Modco is a b2b company focused on one single product: a pipeline closure called the Figure 500
When it comes to big oil and gas I'm not exactly an engineer. Which is why I relate Modco to a gas cap, but for the giant oil and water pipes instead of my '02 Taurus. More officially; Modco makes the best in class easy access ( < 1 min) threaded pipeline closures.
Working together with my good friend Jason Yang (who served as project manager), I served as main consultant as well as designer and developer on the entire site.
Oil equipment isn't at the top of every designer's list when it comes to product aesthetics. Definitely not pipeline closures.
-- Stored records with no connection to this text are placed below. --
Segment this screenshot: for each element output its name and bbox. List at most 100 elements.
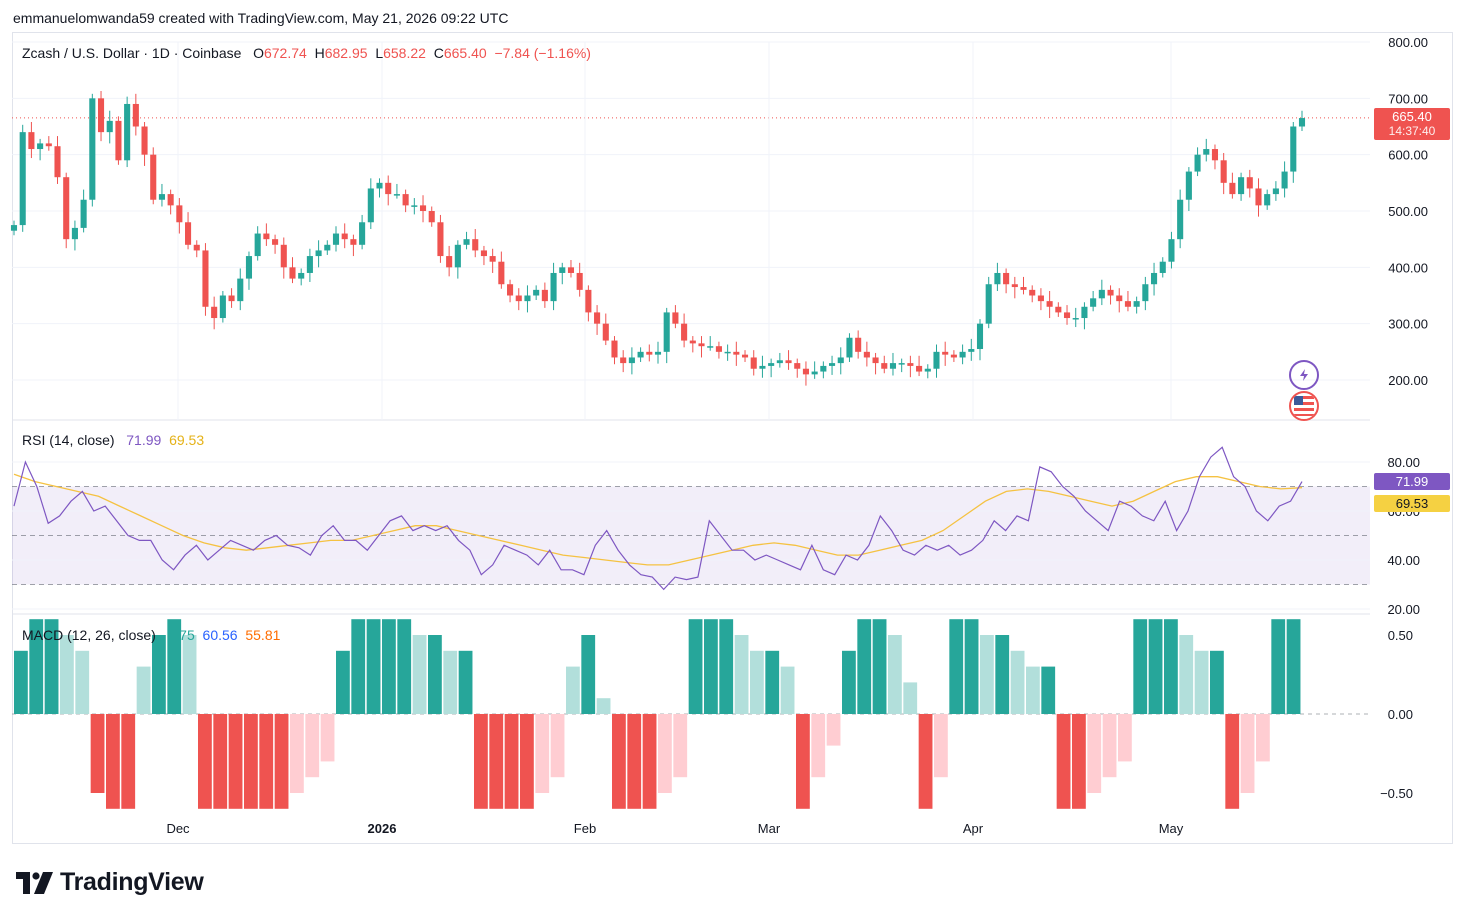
candle-body: [1037, 295, 1044, 302]
candle-body: [211, 306, 218, 319]
candle-body: [393, 194, 400, 196]
macd-bar: [397, 619, 412, 714]
candle-body: [324, 244, 331, 251]
tradingview-logo[interactable]: TradingView: [16, 868, 204, 897]
symbol-label[interactable]: Zcash / U.S. Dollar · 1D · Coinbase: [22, 45, 242, 61]
candle-body: [71, 227, 78, 240]
time-tick-label: 2026: [368, 821, 397, 836]
candle-body: [463, 239, 470, 245]
candle-body: [602, 323, 609, 341]
macd-bar: [1148, 619, 1163, 714]
macd-bar: [581, 635, 596, 714]
candle-body: [28, 132, 35, 150]
candle-body: [280, 244, 287, 268]
lightning-icon[interactable]: [1289, 360, 1319, 390]
macd-bar: [1286, 619, 1301, 714]
candle-body: [63, 177, 70, 240]
candle-body: [950, 354, 957, 358]
candle-body: [567, 267, 575, 273]
candle-body: [106, 120, 113, 133]
macd-bar: [1026, 666, 1040, 714]
candle-body: [1281, 171, 1288, 189]
price-legend: Zcash / U.S. Dollar · 1D · Coinbase O672…: [22, 45, 591, 61]
macd-bar: [1179, 635, 1194, 714]
us-flag-icon[interactable]: [1289, 391, 1319, 421]
candle-body: [376, 182, 383, 189]
candle-body: [115, 120, 122, 161]
candle-body: [628, 357, 635, 364]
candle-body: [97, 98, 105, 133]
macd-bar: [750, 650, 764, 714]
candle-body: [811, 371, 818, 375]
candle-body: [1081, 306, 1088, 319]
macd-bar: [474, 714, 488, 809]
candle-body: [1238, 177, 1245, 195]
candle-body: [37, 143, 44, 150]
candle-body: [620, 357, 627, 364]
macd-label[interactable]: MACD (12, 26, close): [22, 627, 156, 643]
candle-body: [1055, 306, 1062, 313]
macd-bar: [995, 635, 1010, 714]
candle-body: [419, 205, 427, 211]
macd-bar: [1194, 650, 1209, 714]
rsi-ma-tag: 69.53: [1374, 495, 1450, 512]
candle-body: [1003, 272, 1010, 285]
last-price-value: 665.40: [1392, 109, 1432, 124]
macd-legend: MACD (12, 26, close) 4.75 60.56 55.81: [22, 627, 280, 643]
candle-body: [881, 363, 888, 369]
candle-body: [515, 295, 522, 302]
macd-bar: [550, 714, 565, 778]
macd-bar: [1056, 714, 1071, 809]
candle-body: [863, 351, 870, 358]
chart-frame[interactable]: [12, 32, 1453, 844]
open-value: 672.74: [263, 45, 307, 61]
macd-bar: [198, 714, 212, 809]
candle-body: [637, 351, 644, 358]
macd-bar: [1256, 714, 1270, 762]
candle-body: [237, 278, 244, 302]
countdown-value: 14:37:40: [1388, 124, 1436, 138]
candle-body: [550, 272, 557, 302]
macd-bar: [811, 714, 826, 778]
macd-bar: [796, 714, 810, 809]
macd-bar: [949, 619, 964, 714]
candle-body: [124, 103, 131, 161]
macd-bar: [596, 698, 611, 714]
macd-bar: [826, 714, 841, 746]
candle-body: [228, 295, 235, 302]
macd-bar: [903, 682, 918, 714]
macd-bar: [336, 650, 350, 714]
macd-bar: [428, 635, 442, 714]
candle-body: [646, 351, 653, 355]
candle-body: [994, 272, 1001, 285]
candle-body: [132, 103, 139, 127]
candle-body: [1142, 284, 1149, 302]
candle-body: [80, 199, 87, 228]
macd-bar: [228, 714, 243, 809]
rsi-line: [13, 446, 1303, 591]
macd-bar: [351, 619, 366, 714]
candle-body: [1029, 289, 1036, 296]
candle-body: [889, 363, 897, 369]
candle-body: [759, 365, 766, 369]
candle-body: [306, 256, 313, 273]
candle-body: [968, 349, 975, 352]
macd-bar: [75, 650, 90, 714]
candle-body: [733, 351, 740, 355]
candle-body: [1229, 182, 1236, 195]
candle-body: [846, 337, 853, 358]
macd-bar: [612, 714, 626, 809]
rsi-label[interactable]: RSI (14, close): [22, 432, 115, 448]
candle-body: [1046, 301, 1053, 307]
candle-body: [45, 143, 52, 147]
candle-body: [1177, 199, 1184, 240]
candle-body: [1124, 301, 1131, 307]
candle-body: [454, 244, 461, 268]
candle-body: [1133, 301, 1140, 307]
candle-body: [611, 340, 618, 358]
candle-body: [1151, 272, 1158, 285]
candle-body: [1220, 160, 1227, 183]
macd-bar: [412, 635, 427, 714]
candle-body: [472, 239, 479, 251]
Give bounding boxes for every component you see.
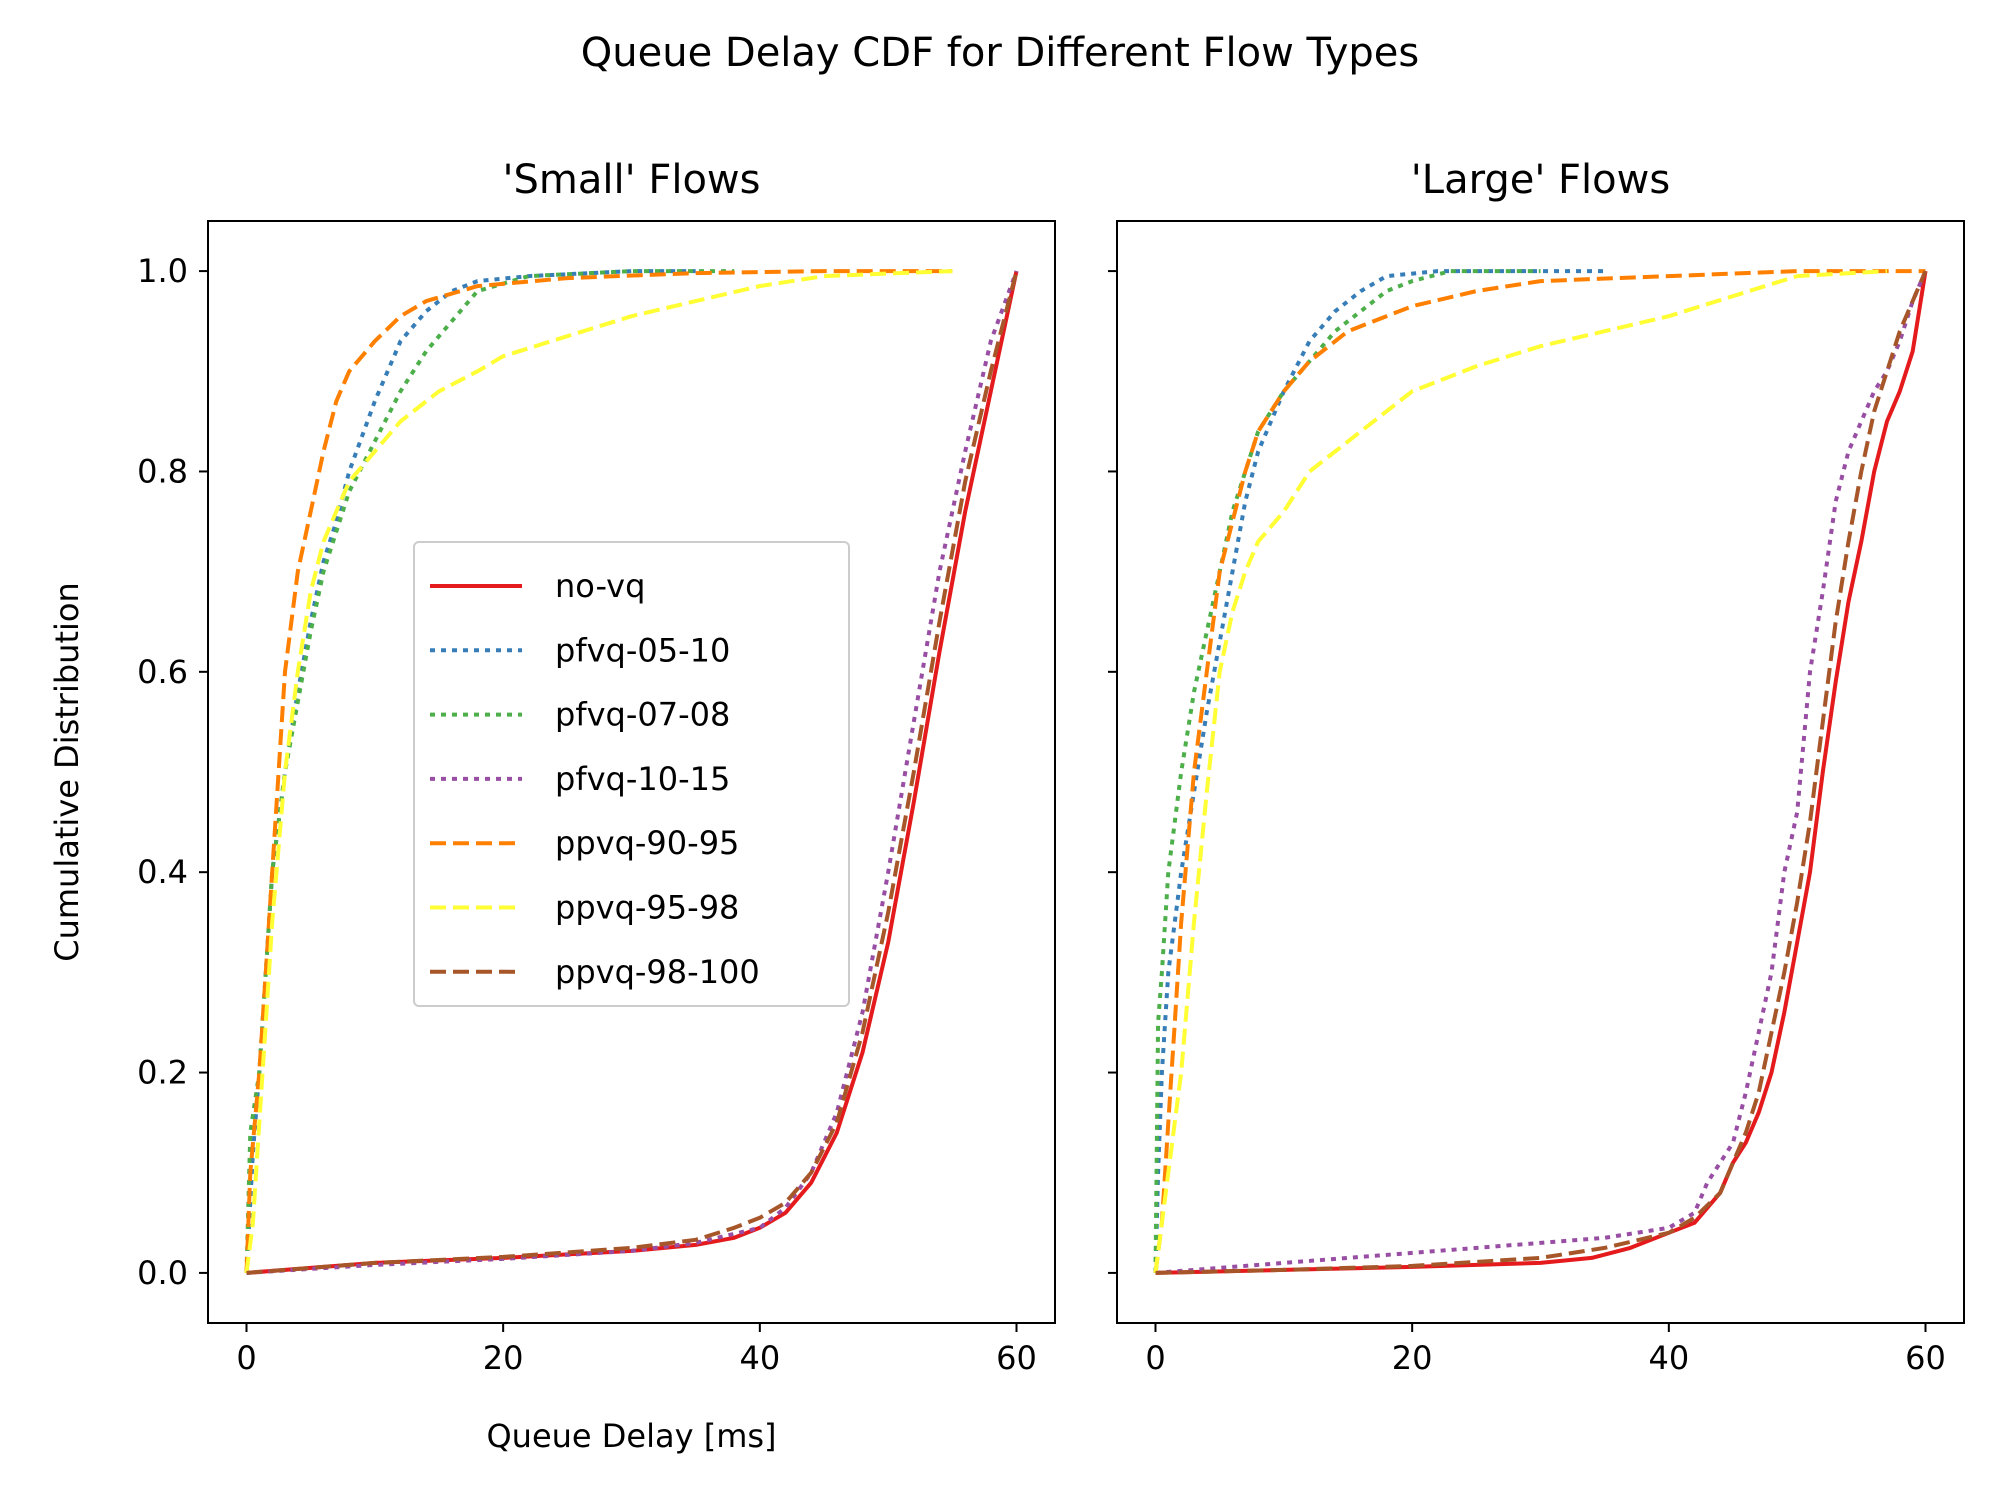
panel-title: 'Large' Flows xyxy=(1411,157,1670,203)
legend-label: pfvq-05-10 xyxy=(555,631,730,669)
series-line-ppvq-90-95 xyxy=(1153,269,1926,1274)
series-line-pfvq-05-10 xyxy=(1153,269,1605,1273)
legend-label: ppvq-98-100 xyxy=(555,953,760,991)
x-axis-label: Queue Delay [ms] xyxy=(486,1417,776,1455)
axes-frame xyxy=(207,220,1056,1324)
legend-label: pfvq-10-15 xyxy=(555,760,730,798)
series-line-ppvq-95-98 xyxy=(1153,269,1888,1274)
series-line-ppvq-90-95 xyxy=(244,269,953,1273)
panel-title: 'Small' Flows xyxy=(503,157,761,203)
x-tick-label: 40 xyxy=(1648,1339,1689,1377)
series-line-pfvq-10-15 xyxy=(1155,270,1928,1275)
y-tick-label: 0.0 xyxy=(137,1254,188,1292)
legend-item-ppvq-95-98: ppvq-95-98 xyxy=(430,889,739,927)
legend-item-ppvq-90-95: ppvq-90-95 xyxy=(430,824,739,862)
legend-label: no-vq xyxy=(555,567,645,605)
x-tick-label: 20 xyxy=(1392,1339,1433,1377)
series-line-ppvq-95-98 xyxy=(244,269,953,1274)
legend-label: pfvq-07-08 xyxy=(555,696,730,734)
legend-item-pfvq-05-10: pfvq-05-10 xyxy=(430,631,730,669)
y-tick-label: 0.6 xyxy=(137,653,188,691)
y-tick-label: 0.8 xyxy=(137,452,188,490)
y-axis-label: Cumulative Distribution xyxy=(48,582,86,962)
legend-label: ppvq-95-98 xyxy=(555,889,739,927)
x-tick-label: 40 xyxy=(739,1339,780,1377)
legend-item-ppvq-98-100: ppvq-98-100 xyxy=(430,953,760,991)
legend-label: ppvq-90-95 xyxy=(555,824,739,862)
x-tick-label: 0 xyxy=(236,1339,256,1377)
y-tick-label: 0.4 xyxy=(137,853,188,891)
legend-item-pfvq-07-08: pfvq-07-08 xyxy=(430,696,730,734)
panel-small-flows: 'Small' Flows 0 20 40 60 0.0 0.2 0.4 0.6 0.8 1.0 Qu… xyxy=(48,157,1056,1455)
axes-frame xyxy=(1116,220,1965,1324)
x-tick-label: 0 xyxy=(1145,1339,1165,1377)
panel-large-flows: 'Large' Flows 0 20 40 60 xyxy=(1108,157,1965,1377)
series-line-pfvq-10-15 xyxy=(246,270,1019,1275)
x-tick-label: 20 xyxy=(483,1339,524,1377)
legend: no-vq pfvq-05-10 pfvq-07-08 pfvq-10-15 ppvq-… xyxy=(413,541,850,1007)
legend-item-no-vq: no-vq xyxy=(430,567,645,605)
series-line-ppvq-98-100 xyxy=(246,270,1019,1275)
legend-box xyxy=(413,541,850,1007)
x-tick-label: 60 xyxy=(996,1339,1037,1377)
series-line-no-vq xyxy=(1155,270,1928,1275)
series-line-pfvq-07-08 xyxy=(1153,269,1541,1273)
series-group xyxy=(1153,269,1928,1275)
legend-item-pfvq-10-15: pfvq-10-15 xyxy=(430,760,730,798)
x-tick-label: 60 xyxy=(1905,1339,1946,1377)
figure-title: Queue Delay CDF for Different Flow Types xyxy=(581,30,1419,76)
y-tick-label: 0.2 xyxy=(137,1054,188,1092)
series-line-ppvq-98-100 xyxy=(1155,270,1928,1275)
series-group xyxy=(244,269,1019,1275)
y-tick-label: 1.0 xyxy=(137,252,188,290)
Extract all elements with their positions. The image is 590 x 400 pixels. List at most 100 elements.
Nevertheless, it was easy to share in the passion of a company that takes pride in producing the absolute best product, and important to create a visual system that reflected it.
Pages of technical information and user manuals were simplified something that was easy to understand, sold the product and provided the support necessary to the engineers using the product.
The site serviced both clients sitting in pitch meetings, as well as engineers in the field troubleshooting issues, so a sterling mobile experience was essential to reducing support calls, and increasing sales.
It was fantastic being able to dictate my own stack for this project. I decided to use Perch as a CMS (something that from a dev standpoint saved me many hours) and Media Temple grid servers for hosting. I used git for version control and to keep the repository private, hosted the remote on Dropbox. For the rest, I used my typical workflow of Grunt/Sass etc.